Monday, June 12

 
You have a particular rehearsal method: often you rehearse other scenes... — There are films where you need to rehearse, but it's true, I don't like rehearsing scenes that I'm about to shoot. So there are times when you need to rehearse something a little different. Jean-Pol and I write scenes which are not in the script, just for rehearsal purposes. Because I'm too afraid, if I rehearse a scene, that I'll find myself saying during the shoot: it was so good earlier, now it's gone. I think what's painful for me when I'm not shooting is to have to exist. I don't mean 'to live', because that's something else again. You have to justify everything you do. What I like during filming is that these are moments when you have the right not to reply and to let things happen. Before the shoot, after the shoot, you have to account for everything.

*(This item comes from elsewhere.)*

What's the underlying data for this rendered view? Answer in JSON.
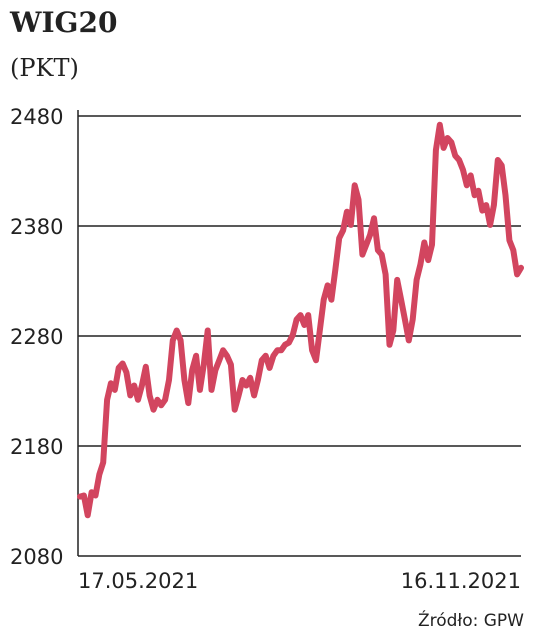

But do you like that chance when you're shooting as well because in some of the films there is a feel of documentary, a feel of real events happening and I'm thinking of S'en Fout la Mort where we see real cock fighting. — Yeah, but S'en Fout la Mort was rehearsed. We did rehearse a lot. But we rehearsed, I was telling Denis Lavant this morning on the train and Michel Subor, that we always rehearsed other scenes, never the real script. For S'en Fout La Mort, we were rehearsing a Jean Eustache script, La Maman et la Putain with two boys. We rehearse the very opposite from what we are going to shoot so that we are together in a kind of womb. We want to work together, but the script is not completely unveiled. I hate to rehearse a scene, because then I am not interested in shooting the scene or then I have to change it. It has to be completely new the day we shoot. Otherwise... but I don't mean that as a principle as if I were right, to me it's the way of being certain that something might happen. Something that I have not prepared, something that really makes every one of us ready for what we have not prepared.